Ebbing between abstraction and figuration, Williams subverts the conventional figure-ground relationship to transform restrictive female tropes into expanded matrices that transcend the body. Williams’ assembly of apparitions reclaim their consciousness, gazing outward at the viewer, they do not seek to be known. Williams explains, “Their bodies are windows into systems. They are unsolid and can’t be understood or blamed, but instead reveal something bigger than themselves.” In Out Lookers, Williams explores the flawed, malicious, menacing, and wild female characters from B-movies and cult classics which tend to argue that the flaws of women are inherently more dangerous than the flaws of men. “They make tidy stories out of this belief,” Williams asserts. “My paintings are looking to untidy those stories and test these cultural contradictions.”
Subverting these cultural contradictions and fundamentalist dichotomies surrounding women’s bodies, Williams also examines the parallels between the policing of non-binary identities and the rampant destruction of our broader ecological body. Aligning with Williams commitment to environmental justice, Out Lookers marks the first carbon-conscious exhibition at P·P·O·W. As part of ongoing efforts to support Galleries Commit and a climate-conscious future, P·P·O·W will track the carbon output throughout the planning and execution of Williams’ Out Lookers. At the end of the show, the gallery will make a donation to permanent, old-growth forest conservation with Galleries Commit x Art to Acres. To learn more about Galleries Commit, and sustainable gallery practices please click here.
In conjunction with Out Lookers, Pace Prints will present Final Resting Face, Williams’ first exhibition of fine art prints. These exhibitions will be accompanied by a collaboratively produced monograph featuring an essay by acclaimed author Carmen Maria Machado as well as a dialogue between Williams and Pace Editions’ master intaglio printer Sarah Carpenter.

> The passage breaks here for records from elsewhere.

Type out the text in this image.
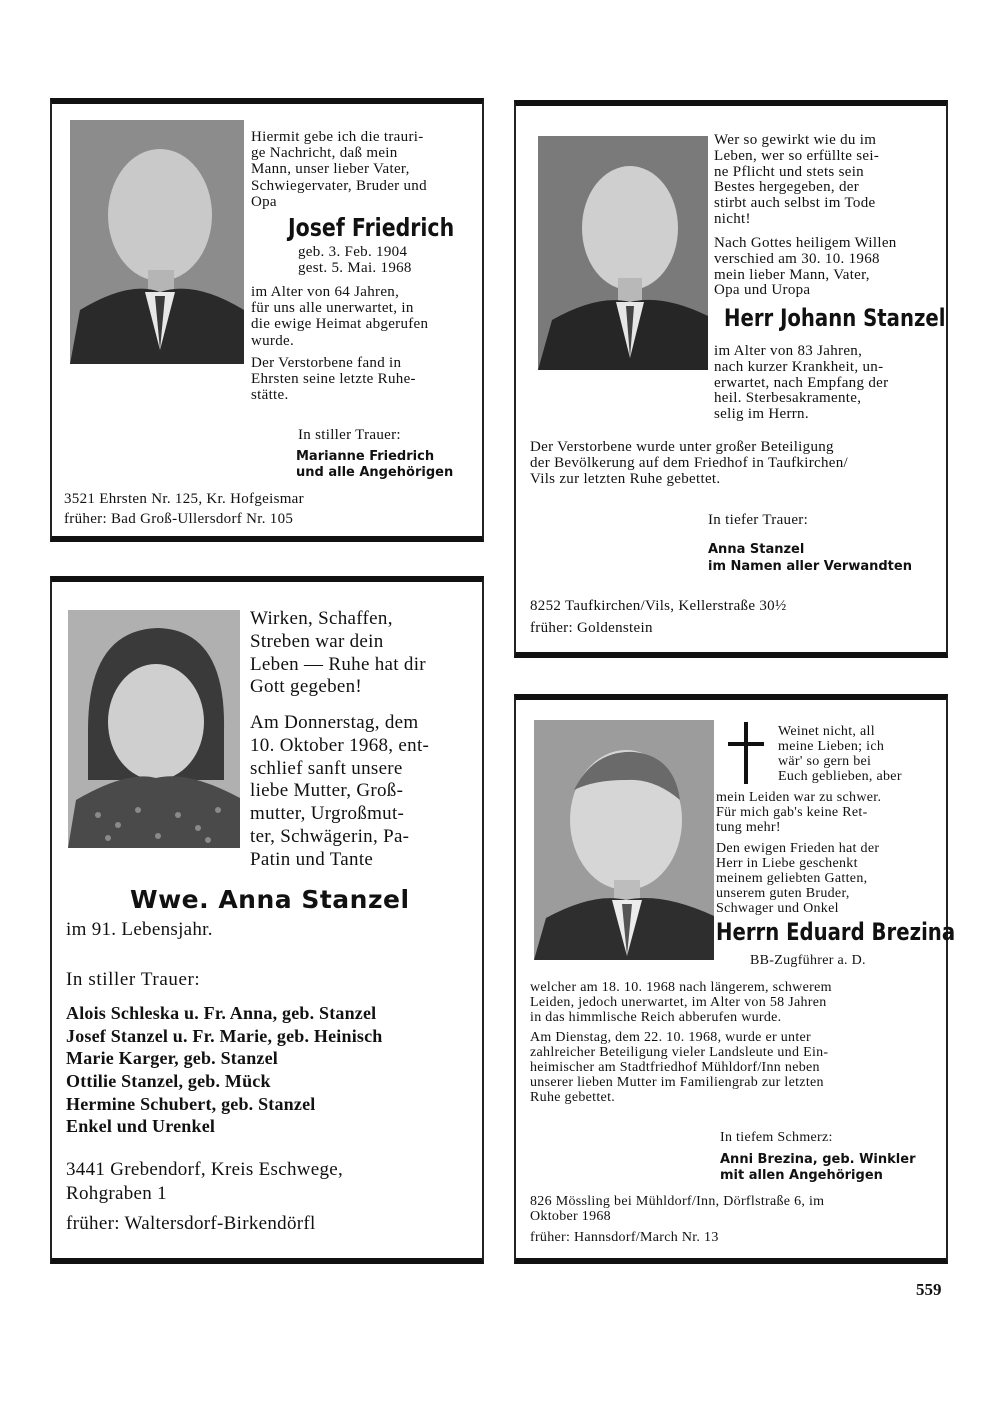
Hiermit gebe ich die trauri-
ge Nachricht, daß mein
Mann, unser lieber Vater,
Schwiegervater, Bruder und
Opa
Josef Friedrich
geb. 3. Feb. 1904
gest. 5. Mai. 1968
im Alter von 64 Jahren,
für uns alle unerwartet, in
die ewige Heimat abgerufen
wurde.
Der Verstorbene fand in
Ehrsten seine letzte Ruhe-
stätte.
In stiller Trauer:
Marianne Friedrich
und alle Angehörigen
3521 Ehrsten Nr. 125, Kr. Hofgeismar
früher: Bad Groß-Ullersdorf Nr. 105
Wer so gewirkt wie du im
Leben, wer so erfüllte sei-
ne Pflicht und stets sein
Bestes hergegeben, der
stirbt auch selbst im Tode
nicht!
Nach Gottes heiligem Willen
verschied am 30. 10. 1968
mein lieber Mann, Vater,
Opa und Uropa
Herr Johann Stanzel
im Alter von 83 Jahren,
nach kurzer Krankheit, un-
erwartet, nach Empfang der
heil. Sterbesakramente,
selig im Herrn.
Der Verstorbene wurde unter großer Beteiligung
der Bevölkerung auf dem Friedhof in Taufkirchen/
Vils zur letzten Ruhe gebettet.
In tiefer Trauer:
Anna Stanzel
im Namen aller Verwandten
8252 Taufkirchen/Vils, Kellerstraße 30½
früher: Goldenstein
Wirken, Schaffen,
Streben war dein
Leben — Ruhe hat dir
Gott gegeben!
Am Donnerstag, dem
10. Oktober 1968, ent-
schlief sanft unsere
liebe Mutter, Groß-
mutter, Urgroßmut-
ter, Schwägerin, Pa-
Patin und Tante
Wwe. Anna Stanzel
im 91. Lebensjahr.
In stiller Trauer:
Alois Schleska u. Fr. Anna, geb. Stanzel
Josef Stanzel u. Fr. Marie, geb. Heinisch
Marie Karger, geb. Stanzel
Ottilie Stanzel, geb. Mück
Hermine Schubert, geb. Stanzel
Enkel und Urenkel
3441 Grebendorf, Kreis Eschwege,
Rohgraben 1
früher: Waltersdorf-Birkendörfl
Weinet nicht, all
meine Lieben; ich
wär' so gern bei
Euch geblieben, aber
mein Leiden war zu schwer.
Für mich gab's keine Ret-
tung mehr!
Den ewigen Frieden hat der
Herr in Liebe geschenkt
meinem geliebten Gatten,
unserem guten Bruder,
Schwager und Onkel
Herrn Eduard Brezina
BB-Zugführer a. D.
welcher am 18. 10. 1968 nach längerem, schwerem
Leiden, jedoch unerwartet, im Alter von 58 Jahren
in das himmlische Reich abberufen wurde.
Am Dienstag, dem 22. 10. 1968, wurde er unter
zahlreicher Beteiligung vieler Landsleute und Ein-
heimischer am Stadtfriedhof Mühldorf/Inn neben
unserer lieben Mutter im Familiengrab zur letzten
Ruhe gebettet.
In tiefem Schmerz:
Anni Brezina, geb. Winkler
mit allen Angehörigen
826 Mössling bei Mühldorf/Inn, Dörflstraße 6, im
Oktober 1968
früher: Hannsdorf/March Nr. 13
559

Robin F. Williams (b. 1984) received her BFA from the Rhode Island School of Design. Williams has presented solo exhibitions at P·P·O·W, New York, NY; Various Small Fires, Los Angeles, CA; Bard College at Simon’s Rock, Great Barrington, MA; and Jack the Pelican Presents, Brooklyn, NY. Her work has been featured in numerous group exhibitions nationally and internationally including Present Generations, Columbus Museum of Art, Columbus, OH; Bitter Nest, Galerie Perrotin, Tokyo, Japan; XENIA: Crossroads in Portrait Painting, Marianne Boesky Gallery, New York, NY; Nicolas Party: Pastel, Flag Art Foundation, New York, NY; SEED, curated by Yvonne Force, Paul Kasmin Gallery, New York, NY; and more. Her work is currently in the permanent collections of the Brooklyn Museum, Brooklyn, NY; Collection Majudia, Montreal, Canada; Columbus Museum of Art, Columbus, OH; Institute of Contemporary Art, Miami, FL; X Museum, Beijing, China; among others.